Whether you believe last week’s alleged terrorist plot was a serious threat or not, everything we know about the incident suggests law-enforcement efforts were key to disrupting the threat.
It’s odd, therefore, for the Bush White House to continue to insist otherwise.
Consider, for example, what the president told a friendly audience in Pennsylvania yesterday.
“I understand the nature of this enemy. This is an enemy that has an ideology. Some people say, well, this may be a law enforcement matter. No, these are people that are politically driven. They’ve got motives. They do not believe in freedom. They don’t believe in freedom of religion; they don’t believe in freedom of dissent; they don’t believe in women’s rights. They have a backward view of the world.” (emphasis added)

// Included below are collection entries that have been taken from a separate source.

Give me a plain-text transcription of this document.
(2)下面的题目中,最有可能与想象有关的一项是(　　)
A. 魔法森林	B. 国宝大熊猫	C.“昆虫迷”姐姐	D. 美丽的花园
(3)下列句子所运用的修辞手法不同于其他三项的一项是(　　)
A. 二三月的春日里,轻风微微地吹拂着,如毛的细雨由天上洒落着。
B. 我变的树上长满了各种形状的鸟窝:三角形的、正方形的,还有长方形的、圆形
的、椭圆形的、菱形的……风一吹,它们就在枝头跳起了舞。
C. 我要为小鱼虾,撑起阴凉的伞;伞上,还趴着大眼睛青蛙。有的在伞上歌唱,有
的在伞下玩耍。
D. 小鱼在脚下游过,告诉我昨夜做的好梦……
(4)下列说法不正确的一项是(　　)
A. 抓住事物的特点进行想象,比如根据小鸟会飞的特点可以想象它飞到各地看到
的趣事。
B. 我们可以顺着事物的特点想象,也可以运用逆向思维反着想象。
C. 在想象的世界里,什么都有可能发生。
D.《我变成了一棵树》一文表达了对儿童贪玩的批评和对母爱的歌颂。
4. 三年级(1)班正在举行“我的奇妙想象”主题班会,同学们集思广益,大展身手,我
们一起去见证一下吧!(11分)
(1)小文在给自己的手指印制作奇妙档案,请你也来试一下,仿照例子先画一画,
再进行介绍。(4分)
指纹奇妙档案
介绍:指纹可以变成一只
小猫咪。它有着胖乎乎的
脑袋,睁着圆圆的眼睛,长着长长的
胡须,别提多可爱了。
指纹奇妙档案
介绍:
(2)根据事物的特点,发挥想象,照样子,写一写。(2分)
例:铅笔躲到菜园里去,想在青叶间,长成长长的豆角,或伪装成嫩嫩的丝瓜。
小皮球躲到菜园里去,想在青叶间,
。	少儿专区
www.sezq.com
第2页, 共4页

Even by Bush standards, this is an awkward non-sequitur. To hear the president tell it, the terrorists’ anti-freedom agenda is “politically driven,” which means it can’t be a law-enforcement issue. Can anyone tell me what in the world this means?
The same thing happened last week, when a senior administration official told The Weekly Standard, “The idea that the jihadists would all be peaceful, warm, lovable, God-fearing people if it weren’t for U.S. policies strikes me as not a valid idea. [Democrats] do not have the understanding or the commitment to take on these forces. It’s like John Kerry. The law enforcement approach doesn’t work.”
Except that approach clearly does work. The Bush gang is struggling to connect two points that clearly don’t go together in any kind of coherent way: the bad guys are dangerous, so law-enforcement can’t help. As George Will put it, “It is the language of foreign policy — and domestic politics — unrealism.”
Whether the Bush White House likes it or not, nearly every success we’ve see in the war on terror has been “racked up by cops, not by soldiers.” Last week reinforced this. The fact that the president is more convinced than ever of the opposite suggests further detachment from reality.